The structural and multiferroic properties of Bi(1−x)Ce x Fe(1−x)(Mg0.5Ti0.5) x O3 thin films

Abstract

Bi(1−x)Ce x Fe(1−x)(Mg0.5Ti0.5) x O3 (x = 0, 0.05, 0.10, 0.20, 0.25) thin films were synthesized by a sol–gel method. The structural, electrical and magnetic properties of Bi(1−x)Ce x Fe(1−x)(Mg0.5Ti0.5) x O3 (x = 0, 0.05, 0.10, 0.20, 0.25) thin films have been investigated.
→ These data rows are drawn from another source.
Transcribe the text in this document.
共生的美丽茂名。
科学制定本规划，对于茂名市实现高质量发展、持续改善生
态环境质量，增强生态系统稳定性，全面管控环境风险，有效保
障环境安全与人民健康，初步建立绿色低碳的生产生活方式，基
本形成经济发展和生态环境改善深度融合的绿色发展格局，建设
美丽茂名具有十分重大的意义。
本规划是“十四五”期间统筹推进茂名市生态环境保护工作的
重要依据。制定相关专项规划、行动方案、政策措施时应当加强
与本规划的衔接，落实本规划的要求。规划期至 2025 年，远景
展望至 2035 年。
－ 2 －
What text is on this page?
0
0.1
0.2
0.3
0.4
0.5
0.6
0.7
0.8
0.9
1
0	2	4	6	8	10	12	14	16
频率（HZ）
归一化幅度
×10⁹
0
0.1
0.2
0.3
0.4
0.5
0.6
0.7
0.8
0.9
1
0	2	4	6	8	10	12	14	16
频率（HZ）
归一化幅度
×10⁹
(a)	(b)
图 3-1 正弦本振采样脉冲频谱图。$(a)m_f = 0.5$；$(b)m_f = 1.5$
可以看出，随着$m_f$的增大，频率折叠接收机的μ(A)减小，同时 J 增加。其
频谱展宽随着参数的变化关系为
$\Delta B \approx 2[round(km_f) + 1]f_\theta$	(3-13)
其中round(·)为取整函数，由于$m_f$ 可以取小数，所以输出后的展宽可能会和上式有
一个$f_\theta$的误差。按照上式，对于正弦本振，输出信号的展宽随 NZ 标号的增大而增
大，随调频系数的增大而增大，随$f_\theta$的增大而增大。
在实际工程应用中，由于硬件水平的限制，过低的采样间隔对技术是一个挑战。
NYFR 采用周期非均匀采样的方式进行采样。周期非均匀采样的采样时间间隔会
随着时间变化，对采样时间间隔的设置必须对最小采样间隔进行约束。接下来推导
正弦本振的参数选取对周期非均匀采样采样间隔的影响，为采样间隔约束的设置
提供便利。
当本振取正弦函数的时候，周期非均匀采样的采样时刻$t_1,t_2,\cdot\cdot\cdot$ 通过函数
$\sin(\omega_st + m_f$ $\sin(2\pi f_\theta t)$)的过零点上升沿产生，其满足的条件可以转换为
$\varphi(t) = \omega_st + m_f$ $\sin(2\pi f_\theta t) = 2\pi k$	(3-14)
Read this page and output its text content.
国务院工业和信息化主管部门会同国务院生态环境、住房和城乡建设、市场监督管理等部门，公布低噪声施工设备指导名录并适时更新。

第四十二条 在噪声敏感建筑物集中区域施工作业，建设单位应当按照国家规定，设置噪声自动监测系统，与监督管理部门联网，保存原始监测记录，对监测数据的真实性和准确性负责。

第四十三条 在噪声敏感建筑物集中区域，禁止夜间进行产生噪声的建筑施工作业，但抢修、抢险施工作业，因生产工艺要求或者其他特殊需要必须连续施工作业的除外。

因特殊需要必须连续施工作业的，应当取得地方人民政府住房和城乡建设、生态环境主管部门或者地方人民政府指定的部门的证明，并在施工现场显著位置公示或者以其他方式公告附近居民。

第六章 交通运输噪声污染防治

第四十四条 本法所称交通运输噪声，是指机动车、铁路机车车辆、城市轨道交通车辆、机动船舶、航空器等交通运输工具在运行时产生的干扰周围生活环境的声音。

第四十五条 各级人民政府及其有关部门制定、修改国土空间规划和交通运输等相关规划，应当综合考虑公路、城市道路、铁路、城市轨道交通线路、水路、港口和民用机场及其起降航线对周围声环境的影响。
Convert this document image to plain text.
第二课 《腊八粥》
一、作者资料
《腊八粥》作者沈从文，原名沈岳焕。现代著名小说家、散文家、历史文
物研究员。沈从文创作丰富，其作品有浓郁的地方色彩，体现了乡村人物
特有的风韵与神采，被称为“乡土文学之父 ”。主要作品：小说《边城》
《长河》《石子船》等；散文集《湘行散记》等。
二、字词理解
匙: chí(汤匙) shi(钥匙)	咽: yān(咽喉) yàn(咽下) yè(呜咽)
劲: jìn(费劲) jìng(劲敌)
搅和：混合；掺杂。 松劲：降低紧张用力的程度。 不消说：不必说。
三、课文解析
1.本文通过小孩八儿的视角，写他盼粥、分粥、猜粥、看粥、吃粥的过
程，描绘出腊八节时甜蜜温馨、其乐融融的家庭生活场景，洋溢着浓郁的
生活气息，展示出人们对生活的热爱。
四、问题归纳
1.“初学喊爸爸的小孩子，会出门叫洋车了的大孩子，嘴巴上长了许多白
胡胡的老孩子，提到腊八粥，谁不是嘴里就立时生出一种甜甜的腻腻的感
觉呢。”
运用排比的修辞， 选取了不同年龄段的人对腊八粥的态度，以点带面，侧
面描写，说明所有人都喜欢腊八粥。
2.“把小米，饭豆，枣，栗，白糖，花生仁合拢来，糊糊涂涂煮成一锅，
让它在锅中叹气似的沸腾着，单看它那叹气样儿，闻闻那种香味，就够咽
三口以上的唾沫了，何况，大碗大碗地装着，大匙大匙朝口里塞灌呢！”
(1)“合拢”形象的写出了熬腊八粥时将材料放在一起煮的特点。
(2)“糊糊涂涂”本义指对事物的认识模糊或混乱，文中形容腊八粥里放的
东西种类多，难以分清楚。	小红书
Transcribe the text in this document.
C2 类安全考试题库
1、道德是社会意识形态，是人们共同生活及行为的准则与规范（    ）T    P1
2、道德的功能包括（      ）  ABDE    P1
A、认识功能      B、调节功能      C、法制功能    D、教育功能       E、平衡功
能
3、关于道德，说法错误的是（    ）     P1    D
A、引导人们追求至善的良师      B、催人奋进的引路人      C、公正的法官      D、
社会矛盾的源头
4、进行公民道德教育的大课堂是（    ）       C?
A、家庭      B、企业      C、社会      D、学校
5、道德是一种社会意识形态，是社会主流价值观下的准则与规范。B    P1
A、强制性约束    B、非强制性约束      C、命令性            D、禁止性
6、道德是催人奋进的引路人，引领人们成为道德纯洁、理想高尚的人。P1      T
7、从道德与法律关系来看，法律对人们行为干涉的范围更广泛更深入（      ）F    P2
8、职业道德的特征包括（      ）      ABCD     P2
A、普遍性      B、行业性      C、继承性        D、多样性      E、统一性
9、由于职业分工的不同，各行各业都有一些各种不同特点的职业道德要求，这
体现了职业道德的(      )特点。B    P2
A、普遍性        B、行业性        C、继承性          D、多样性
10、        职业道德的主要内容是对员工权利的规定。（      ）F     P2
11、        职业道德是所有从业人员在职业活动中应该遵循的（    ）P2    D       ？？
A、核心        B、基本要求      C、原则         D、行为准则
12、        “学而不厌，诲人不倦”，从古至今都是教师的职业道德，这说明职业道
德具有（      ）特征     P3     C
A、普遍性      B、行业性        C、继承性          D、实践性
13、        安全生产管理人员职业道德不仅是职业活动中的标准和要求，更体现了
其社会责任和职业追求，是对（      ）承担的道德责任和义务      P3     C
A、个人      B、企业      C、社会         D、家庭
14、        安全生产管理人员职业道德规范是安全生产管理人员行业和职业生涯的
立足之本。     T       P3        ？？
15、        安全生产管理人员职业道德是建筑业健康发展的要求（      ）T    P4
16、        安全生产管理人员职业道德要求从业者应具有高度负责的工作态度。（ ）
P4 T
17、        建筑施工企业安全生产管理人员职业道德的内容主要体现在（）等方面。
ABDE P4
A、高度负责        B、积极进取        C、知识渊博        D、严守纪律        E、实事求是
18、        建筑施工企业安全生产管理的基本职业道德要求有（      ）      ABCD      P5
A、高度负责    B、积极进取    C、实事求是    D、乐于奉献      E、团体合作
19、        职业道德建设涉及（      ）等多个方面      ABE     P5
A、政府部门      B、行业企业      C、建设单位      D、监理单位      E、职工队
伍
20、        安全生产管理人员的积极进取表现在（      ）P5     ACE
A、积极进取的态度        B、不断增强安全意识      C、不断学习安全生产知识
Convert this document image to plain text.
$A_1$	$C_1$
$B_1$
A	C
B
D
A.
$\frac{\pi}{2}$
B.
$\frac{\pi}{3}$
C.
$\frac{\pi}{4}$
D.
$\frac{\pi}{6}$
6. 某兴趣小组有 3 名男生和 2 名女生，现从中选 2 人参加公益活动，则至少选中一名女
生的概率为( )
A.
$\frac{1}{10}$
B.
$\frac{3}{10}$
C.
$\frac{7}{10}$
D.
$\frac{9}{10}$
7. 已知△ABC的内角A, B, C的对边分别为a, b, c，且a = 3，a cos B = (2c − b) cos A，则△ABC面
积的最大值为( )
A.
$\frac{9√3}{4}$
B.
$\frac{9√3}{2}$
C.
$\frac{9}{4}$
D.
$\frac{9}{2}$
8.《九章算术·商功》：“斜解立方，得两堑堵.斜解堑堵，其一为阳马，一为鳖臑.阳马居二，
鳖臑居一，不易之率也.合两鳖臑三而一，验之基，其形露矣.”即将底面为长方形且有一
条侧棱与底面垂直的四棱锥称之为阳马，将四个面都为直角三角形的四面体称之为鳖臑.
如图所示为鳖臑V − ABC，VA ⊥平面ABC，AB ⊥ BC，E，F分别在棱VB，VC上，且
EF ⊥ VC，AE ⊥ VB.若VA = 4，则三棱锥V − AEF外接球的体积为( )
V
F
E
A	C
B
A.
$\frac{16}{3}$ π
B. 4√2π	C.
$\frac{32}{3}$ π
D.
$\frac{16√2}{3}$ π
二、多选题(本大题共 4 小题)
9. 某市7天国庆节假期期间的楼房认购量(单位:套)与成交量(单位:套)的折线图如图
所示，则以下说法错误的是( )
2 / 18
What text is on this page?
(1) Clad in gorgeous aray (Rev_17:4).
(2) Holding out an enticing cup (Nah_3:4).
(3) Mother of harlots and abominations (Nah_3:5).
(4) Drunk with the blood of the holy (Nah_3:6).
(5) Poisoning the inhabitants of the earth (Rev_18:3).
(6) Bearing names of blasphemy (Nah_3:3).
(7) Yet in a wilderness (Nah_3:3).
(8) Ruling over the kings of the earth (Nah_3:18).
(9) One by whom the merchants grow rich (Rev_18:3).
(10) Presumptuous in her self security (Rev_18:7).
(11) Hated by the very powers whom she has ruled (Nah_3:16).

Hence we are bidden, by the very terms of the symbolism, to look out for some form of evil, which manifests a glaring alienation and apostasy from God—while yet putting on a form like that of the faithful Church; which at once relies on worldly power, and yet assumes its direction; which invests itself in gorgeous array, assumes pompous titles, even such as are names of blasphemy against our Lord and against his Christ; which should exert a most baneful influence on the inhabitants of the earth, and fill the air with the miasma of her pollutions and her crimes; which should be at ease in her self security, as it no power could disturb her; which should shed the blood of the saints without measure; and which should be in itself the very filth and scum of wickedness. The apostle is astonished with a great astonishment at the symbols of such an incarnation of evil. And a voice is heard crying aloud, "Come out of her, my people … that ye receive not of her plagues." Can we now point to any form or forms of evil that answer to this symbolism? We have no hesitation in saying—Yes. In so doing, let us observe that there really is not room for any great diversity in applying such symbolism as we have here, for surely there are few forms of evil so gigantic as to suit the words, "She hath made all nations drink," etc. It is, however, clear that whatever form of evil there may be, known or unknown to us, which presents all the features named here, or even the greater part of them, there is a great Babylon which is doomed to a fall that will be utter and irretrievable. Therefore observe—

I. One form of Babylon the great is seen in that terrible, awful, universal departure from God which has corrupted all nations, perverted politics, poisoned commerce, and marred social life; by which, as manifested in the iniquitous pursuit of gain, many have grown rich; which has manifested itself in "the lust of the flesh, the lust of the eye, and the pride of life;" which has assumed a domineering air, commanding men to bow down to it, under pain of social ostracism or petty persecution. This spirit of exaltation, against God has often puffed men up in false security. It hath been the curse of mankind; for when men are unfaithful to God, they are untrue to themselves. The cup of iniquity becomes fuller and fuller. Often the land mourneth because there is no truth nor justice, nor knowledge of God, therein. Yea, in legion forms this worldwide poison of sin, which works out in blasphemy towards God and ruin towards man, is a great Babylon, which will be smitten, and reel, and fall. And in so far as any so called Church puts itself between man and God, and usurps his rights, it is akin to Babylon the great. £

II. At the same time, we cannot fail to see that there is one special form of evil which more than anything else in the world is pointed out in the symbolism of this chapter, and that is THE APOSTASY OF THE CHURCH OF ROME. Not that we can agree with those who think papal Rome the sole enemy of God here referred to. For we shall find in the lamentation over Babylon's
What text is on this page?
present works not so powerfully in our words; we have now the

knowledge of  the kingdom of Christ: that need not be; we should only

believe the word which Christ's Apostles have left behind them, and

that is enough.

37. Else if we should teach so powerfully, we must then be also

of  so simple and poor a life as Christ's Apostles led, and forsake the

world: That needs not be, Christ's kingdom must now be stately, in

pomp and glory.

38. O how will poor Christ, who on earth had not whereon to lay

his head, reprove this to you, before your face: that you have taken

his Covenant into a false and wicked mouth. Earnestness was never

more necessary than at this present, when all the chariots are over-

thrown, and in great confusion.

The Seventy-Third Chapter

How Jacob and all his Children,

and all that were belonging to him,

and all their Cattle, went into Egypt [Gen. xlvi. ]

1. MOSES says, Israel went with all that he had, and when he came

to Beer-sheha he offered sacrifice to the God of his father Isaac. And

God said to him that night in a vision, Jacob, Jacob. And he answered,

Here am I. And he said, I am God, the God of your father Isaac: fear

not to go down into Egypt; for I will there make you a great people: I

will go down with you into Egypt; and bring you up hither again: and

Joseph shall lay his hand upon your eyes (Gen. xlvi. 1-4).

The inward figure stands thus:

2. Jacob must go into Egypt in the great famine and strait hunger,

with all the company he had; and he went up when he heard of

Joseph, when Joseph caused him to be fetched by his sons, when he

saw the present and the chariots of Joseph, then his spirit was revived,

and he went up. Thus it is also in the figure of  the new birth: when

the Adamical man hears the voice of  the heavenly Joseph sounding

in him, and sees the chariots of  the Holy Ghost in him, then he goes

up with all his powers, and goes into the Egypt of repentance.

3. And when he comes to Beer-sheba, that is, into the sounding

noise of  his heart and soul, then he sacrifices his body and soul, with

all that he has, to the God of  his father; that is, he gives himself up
BiFeO3 thin film possessed a perovskite-type rhombohedral structure with space group R3c, and the average grain size decreased as the concentration of Ce, Mg and Ti co-doping increased. The leakage current densities of BiFeO3 co-doping with Ce, Mg and Ti ions exhibited a significant reduction compared with that of BiFeO3 thin film. Compared with the leakage current density of BiFeO3 thin film (4.19 × 10−4 A/cm2), the leakage current density of Bi0.80Ce0.20Fe0.80Mg0.10Ti0.10O3 thin film was reduced by about four orders of magnitude (1.05 × 10−8 A/cm2) under the electric field of 300 kV/cm. Well-defined ferroelectric loops were obtained and the polarization increased with the increase of Ce, Ti and Mg co-doping. The remanent polarization of Bi0.80Ce0.20Fe0.80Mg0.10Ti0.10O3 thin film (2P r ~34.9 μC/cm2) was approximately four times larger than that of pure BiFeO3 (2P r ~7.8 μC/cm2) under the applied field of 300 kV/cm. The magnetization under 10 kOe magnetic field of Bi(1−x)Ce x Fe(1−x)(Mg0.5Ti0.5) x O3 thin films increased with the increasing concentration of Ce, Mg and Ti co-doping. The improvement of magnetic behaviors for BiFeO3 co-doping with Ce, Mg and Ti ions thin films were observed significantly, cooperating with the enhanced ferroelectricity which indicated that BiFeO3 co-doping with Ce, Mg and Ti ions thin films will be the promising materials in the application to magnetoelectric devices.